The compressNetworkUsingProjection function supports projecting these layers:

Data Types: string | cell

`ExplainedVarianceGoal` — Target proportion of neuron activation variance explained by principal components
`0.95` (default) | nonnegative scalar less than or equal to 1

Target proportion of neuron activation variance explained by the remaining principal components of each projected layer, specified as a value between 0 (maximum compression) and 1 (project layers with minimal compression).

If you specify the ExplainedVarianceGoal option, then you must not specify the LearnablesReductionGoal option.

`LearnablesReductionGoal` — Target proportion of total number of network learnables to remove
nonnegative scalar less than or equal to 1

Target proportion of total number of network learnables to remove, specified as a nonnegative scalar less than or equal to 1.

If you specify the LearnablesReductionGoal option, then you must not specify the ExplainedVarianceGoal option.

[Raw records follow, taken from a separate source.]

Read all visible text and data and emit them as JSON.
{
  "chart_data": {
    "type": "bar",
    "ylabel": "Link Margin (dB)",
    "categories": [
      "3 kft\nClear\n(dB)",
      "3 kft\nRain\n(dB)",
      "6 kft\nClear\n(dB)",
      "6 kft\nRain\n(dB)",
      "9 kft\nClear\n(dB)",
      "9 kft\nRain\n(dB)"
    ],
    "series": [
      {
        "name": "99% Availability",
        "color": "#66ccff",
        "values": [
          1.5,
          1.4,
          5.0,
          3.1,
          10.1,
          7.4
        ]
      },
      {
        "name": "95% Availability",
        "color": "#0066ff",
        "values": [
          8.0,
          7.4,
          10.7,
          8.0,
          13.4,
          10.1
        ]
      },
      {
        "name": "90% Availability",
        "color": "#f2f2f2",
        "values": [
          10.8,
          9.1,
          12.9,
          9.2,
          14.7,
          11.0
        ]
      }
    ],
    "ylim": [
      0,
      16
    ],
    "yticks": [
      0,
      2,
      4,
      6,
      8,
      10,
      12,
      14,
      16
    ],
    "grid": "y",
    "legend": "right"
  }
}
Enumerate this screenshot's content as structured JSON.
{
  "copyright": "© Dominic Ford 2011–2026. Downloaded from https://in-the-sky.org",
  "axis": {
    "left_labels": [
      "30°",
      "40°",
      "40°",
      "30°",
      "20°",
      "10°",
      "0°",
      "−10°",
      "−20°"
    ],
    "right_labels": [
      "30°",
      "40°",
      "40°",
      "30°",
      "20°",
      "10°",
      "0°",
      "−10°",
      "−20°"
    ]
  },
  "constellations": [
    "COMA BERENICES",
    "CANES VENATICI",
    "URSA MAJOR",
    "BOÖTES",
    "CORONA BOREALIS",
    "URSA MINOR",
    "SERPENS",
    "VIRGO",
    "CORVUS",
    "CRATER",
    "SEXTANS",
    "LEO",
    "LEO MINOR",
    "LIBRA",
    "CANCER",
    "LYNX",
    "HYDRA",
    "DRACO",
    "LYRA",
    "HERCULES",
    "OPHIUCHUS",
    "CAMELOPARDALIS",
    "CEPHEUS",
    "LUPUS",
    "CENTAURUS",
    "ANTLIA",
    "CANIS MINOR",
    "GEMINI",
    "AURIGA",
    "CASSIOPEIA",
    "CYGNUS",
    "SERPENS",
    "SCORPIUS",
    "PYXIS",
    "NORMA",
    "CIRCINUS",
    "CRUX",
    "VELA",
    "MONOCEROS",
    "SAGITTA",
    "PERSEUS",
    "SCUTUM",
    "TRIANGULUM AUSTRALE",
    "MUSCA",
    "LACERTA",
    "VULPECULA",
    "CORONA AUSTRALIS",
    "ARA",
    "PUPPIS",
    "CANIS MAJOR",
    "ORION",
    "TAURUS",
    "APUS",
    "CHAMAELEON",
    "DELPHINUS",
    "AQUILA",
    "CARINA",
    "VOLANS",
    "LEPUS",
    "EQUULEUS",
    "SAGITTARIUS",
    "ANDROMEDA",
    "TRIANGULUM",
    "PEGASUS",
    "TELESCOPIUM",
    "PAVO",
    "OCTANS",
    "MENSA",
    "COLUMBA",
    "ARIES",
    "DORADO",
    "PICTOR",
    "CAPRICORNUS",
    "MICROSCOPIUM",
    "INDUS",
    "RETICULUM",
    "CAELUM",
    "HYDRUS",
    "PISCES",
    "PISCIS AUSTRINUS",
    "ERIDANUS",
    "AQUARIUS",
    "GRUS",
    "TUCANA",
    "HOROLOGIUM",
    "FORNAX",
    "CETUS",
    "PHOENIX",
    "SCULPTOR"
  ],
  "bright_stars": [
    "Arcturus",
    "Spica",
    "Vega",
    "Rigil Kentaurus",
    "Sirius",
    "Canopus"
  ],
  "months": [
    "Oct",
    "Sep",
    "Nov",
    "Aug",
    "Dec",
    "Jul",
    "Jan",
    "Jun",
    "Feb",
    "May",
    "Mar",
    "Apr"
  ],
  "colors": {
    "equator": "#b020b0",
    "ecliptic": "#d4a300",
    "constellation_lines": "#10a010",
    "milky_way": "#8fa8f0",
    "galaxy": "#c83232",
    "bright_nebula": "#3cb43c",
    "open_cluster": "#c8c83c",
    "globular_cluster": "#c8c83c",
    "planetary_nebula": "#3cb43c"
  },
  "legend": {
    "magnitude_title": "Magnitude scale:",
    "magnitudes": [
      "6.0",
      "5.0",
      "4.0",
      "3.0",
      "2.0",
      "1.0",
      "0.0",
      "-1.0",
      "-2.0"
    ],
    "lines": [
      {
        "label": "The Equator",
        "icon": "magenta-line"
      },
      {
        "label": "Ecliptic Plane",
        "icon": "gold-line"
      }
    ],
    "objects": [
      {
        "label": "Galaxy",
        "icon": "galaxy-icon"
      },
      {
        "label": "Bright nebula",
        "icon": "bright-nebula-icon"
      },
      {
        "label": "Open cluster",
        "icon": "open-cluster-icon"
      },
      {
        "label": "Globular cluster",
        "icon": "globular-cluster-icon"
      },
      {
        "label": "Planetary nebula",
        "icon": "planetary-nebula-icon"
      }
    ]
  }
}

If you do not specify the LearnablesReductionGoal option, then the function compresses the network using the ExplainedVarianceGoal option.

If LearnablesReductionGoal is greater than the maximum possible reduction in learnables, then the function removes the maximum possible proportion of learnables. Use the neuronPCA function to determine the possible range of reduction in learnables.

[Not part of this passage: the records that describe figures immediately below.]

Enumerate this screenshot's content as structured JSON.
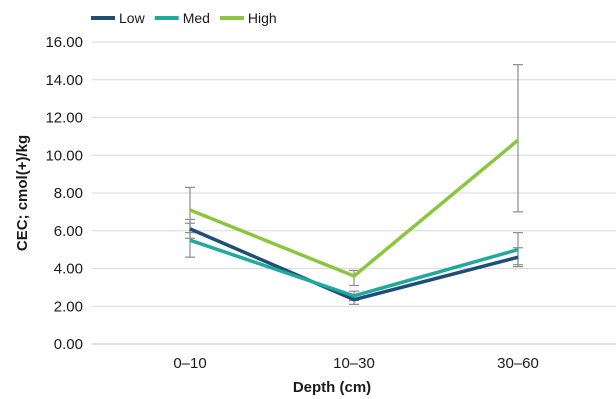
{
  "chart_data": {
    "type": "line",
    "categories": [
      "0–10",
      "10–30",
      "30–60"
    ],
    "xlabel": "Depth (cm)",
    "ylabel": "CEC; cmol(+)/kg",
    "ylim": [
      0,
      16
    ],
    "yticks": [
      "0.00",
      "2.00",
      "4.00",
      "6.00",
      "8.00",
      "10.00",
      "12.00",
      "14.00",
      "16.00"
    ],
    "ytick_values": [
      0,
      2,
      4,
      6,
      8,
      10,
      12,
      14,
      16
    ],
    "grid": true,
    "legend_position": "top-left",
    "series": [
      {
        "name": "Low",
        "color": "#1f4e79",
        "values": [
          6.1,
          2.35,
          4.6
        ],
        "error_low": [
          5.6,
          2.1,
          4.1
        ],
        "error_high": [
          6.6,
          2.6,
          5.1
        ]
      },
      {
        "name": "Med",
        "color": "#21a99b",
        "values": [
          5.5,
          2.55,
          5.0
        ],
        "error_low": [
          4.6,
          2.3,
          4.2
        ],
        "error_high": [
          6.4,
          2.8,
          5.9
        ]
      },
      {
        "name": "High",
        "color": "#8cc63f",
        "values": [
          7.1,
          3.6,
          10.8
        ],
        "error_low": [
          5.9,
          3.1,
          7.0
        ],
        "error_high": [
          8.3,
          3.9,
          14.8
        ]
      }
    ]
  }
}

If LearnablesReductionGoal is smaller than the maximum possible reduction in learnables, then the function removes at least the proportion of learnables specified by LearnablesReductionGoal. If removing a greater proportion of learnables does not reduce the explained variance, then the function automatically removes a higher proportion of learnables. For example, if you specify a learnables reduction goal of 0.2, and if the explained variance is the same for learnables reductions between 0.2 and 0.5, then the function removes 50% of learnables.

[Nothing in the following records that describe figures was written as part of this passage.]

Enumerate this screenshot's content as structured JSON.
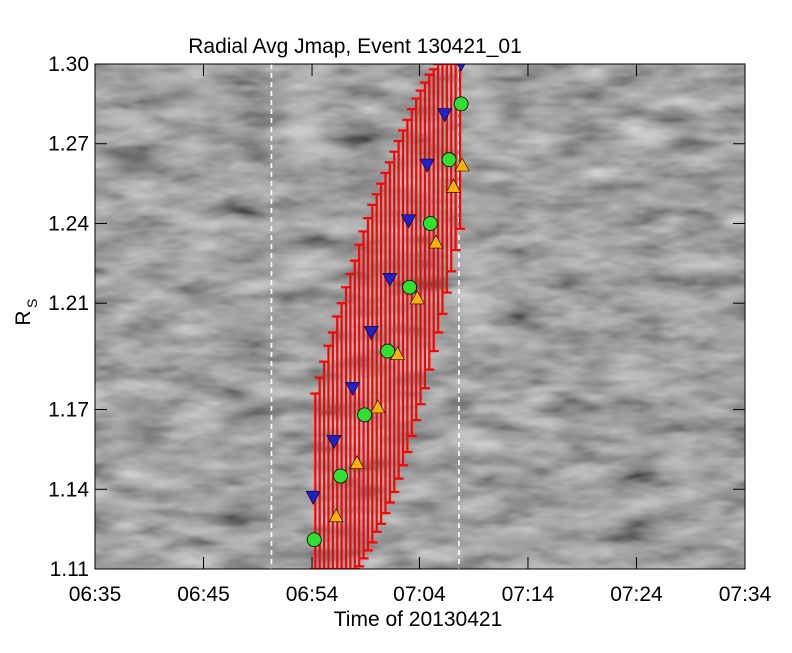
{
  "chart_data": {
    "type": "scatter",
    "title": "Radial Avg Jmap, Event 130421_01",
    "xlabel": "Time of 20130421",
    "ylabel_main": "R",
    "ylabel_sub": "S",
    "x_ticks": [
      "06:35",
      "06:45",
      "06:54",
      "07:04",
      "07:14",
      "07:24",
      "07:34"
    ],
    "x_tick_minutes": [
      0,
      9.9,
      19.8,
      29.6,
      39.5,
      49.4,
      59.3
    ],
    "x_range_minutes": [
      0,
      59.3
    ],
    "y_ticks": [
      "1.11",
      "1.14",
      "1.17",
      "1.21",
      "1.24",
      "1.27",
      "1.30"
    ],
    "y_tick_values": [
      1.11,
      1.14,
      1.17,
      1.21,
      1.24,
      1.27,
      1.3
    ],
    "y_range": [
      1.11,
      1.3
    ],
    "vertical_lines_minutes": [
      16.1,
      33.2
    ],
    "background": "grayscale running-difference Jmap",
    "colors": {
      "error_bars": "#ff0000",
      "series_a": "#2020d0",
      "series_b": "#ffb000",
      "series_c": "#30e030",
      "vline": "#ffffff"
    },
    "series": [
      {
        "marker": "triangle-down",
        "color": "#2020d0",
        "x": [
          19.9,
          21.8,
          23.5,
          25.2,
          26.9,
          28.6,
          30.3,
          31.9,
          33.4
        ],
        "y": [
          1.137,
          1.158,
          1.178,
          1.199,
          1.219,
          1.241,
          1.262,
          1.281,
          1.3
        ]
      },
      {
        "marker": "triangle-up",
        "color": "#ffb000",
        "x": [
          22.0,
          23.9,
          25.8,
          27.6,
          29.4,
          31.1,
          32.7,
          33.5
        ],
        "y": [
          1.13,
          1.15,
          1.171,
          1.191,
          1.212,
          1.233,
          1.254,
          1.262
        ]
      },
      {
        "marker": "circle",
        "color": "#30e030",
        "x": [
          20.0,
          22.4,
          24.6,
          26.7,
          28.7,
          30.6,
          32.3,
          33.4
        ],
        "y": [
          1.121,
          1.145,
          1.168,
          1.192,
          1.216,
          1.24,
          1.264,
          1.285
        ]
      }
    ],
    "error_bar_columns": [
      {
        "x": 20.1,
        "lo": 1.11,
        "hi": 1.176
      },
      {
        "x": 20.5,
        "lo": 1.11,
        "hi": 1.182
      },
      {
        "x": 20.9,
        "lo": 1.11,
        "hi": 1.188
      },
      {
        "x": 21.3,
        "lo": 1.11,
        "hi": 1.194
      },
      {
        "x": 21.7,
        "lo": 1.11,
        "hi": 1.199
      },
      {
        "x": 22.1,
        "lo": 1.11,
        "hi": 1.205
      },
      {
        "x": 22.5,
        "lo": 1.11,
        "hi": 1.21
      },
      {
        "x": 22.9,
        "lo": 1.11,
        "hi": 1.216
      },
      {
        "x": 23.3,
        "lo": 1.11,
        "hi": 1.221
      },
      {
        "x": 23.7,
        "lo": 1.11,
        "hi": 1.226
      },
      {
        "x": 24.1,
        "lo": 1.111,
        "hi": 1.232
      },
      {
        "x": 24.5,
        "lo": 1.114,
        "hi": 1.237
      },
      {
        "x": 24.9,
        "lo": 1.117,
        "hi": 1.242
      },
      {
        "x": 25.3,
        "lo": 1.12,
        "hi": 1.247
      },
      {
        "x": 25.7,
        "lo": 1.124,
        "hi": 1.251
      },
      {
        "x": 26.1,
        "lo": 1.127,
        "hi": 1.255
      },
      {
        "x": 26.5,
        "lo": 1.131,
        "hi": 1.259
      },
      {
        "x": 26.9,
        "lo": 1.135,
        "hi": 1.263
      },
      {
        "x": 27.3,
        "lo": 1.139,
        "hi": 1.267
      },
      {
        "x": 27.7,
        "lo": 1.144,
        "hi": 1.271
      },
      {
        "x": 28.1,
        "lo": 1.149,
        "hi": 1.275
      },
      {
        "x": 28.5,
        "lo": 1.154,
        "hi": 1.279
      },
      {
        "x": 28.9,
        "lo": 1.16,
        "hi": 1.283
      },
      {
        "x": 29.3,
        "lo": 1.166,
        "hi": 1.287
      },
      {
        "x": 29.7,
        "lo": 1.172,
        "hi": 1.29
      },
      {
        "x": 30.1,
        "lo": 1.178,
        "hi": 1.293
      },
      {
        "x": 30.5,
        "lo": 1.185,
        "hi": 1.296
      },
      {
        "x": 30.9,
        "lo": 1.192,
        "hi": 1.298
      },
      {
        "x": 31.3,
        "lo": 1.199,
        "hi": 1.3
      },
      {
        "x": 31.7,
        "lo": 1.206,
        "hi": 1.3
      },
      {
        "x": 32.1,
        "lo": 1.214,
        "hi": 1.3
      },
      {
        "x": 32.5,
        "lo": 1.222,
        "hi": 1.3
      },
      {
        "x": 32.9,
        "lo": 1.23,
        "hi": 1.3
      },
      {
        "x": 33.3,
        "lo": 1.238,
        "hi": 1.3
      }
    ]
  }
}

`VerbosityLevel` — Verbosity level
`"summary"` (default) | `"steps"` | `"iterations"` | `"off"`

Verbosity level, specified as one of these values:

"summary" — Display a summary of the compression algorithm.
"steps" — Display information about the steps of the compression algorithm.
"iterations" — Display information about the iterations of the compression algorithm.
"off" — Do not display information.

`UnpackProjectedLayers` — Flag to unpack projected layers
`0` (`false`) (default) | `1` (`true`)

Since R2023b

Flag to unpack projected layers, specified as one of these values:

0 (false) — Do not unpack projected layers. The function replaces projectable layers with ProjectedLayer objects.
1 (true) — Unpack projected layers. The function replaces projectable layers with the network that is equivalent to the projection.

Output Arguments

collapse all

`netProjected` — Projected network
`dlnetwork` object

Projected network, returned as a dlnetwork object.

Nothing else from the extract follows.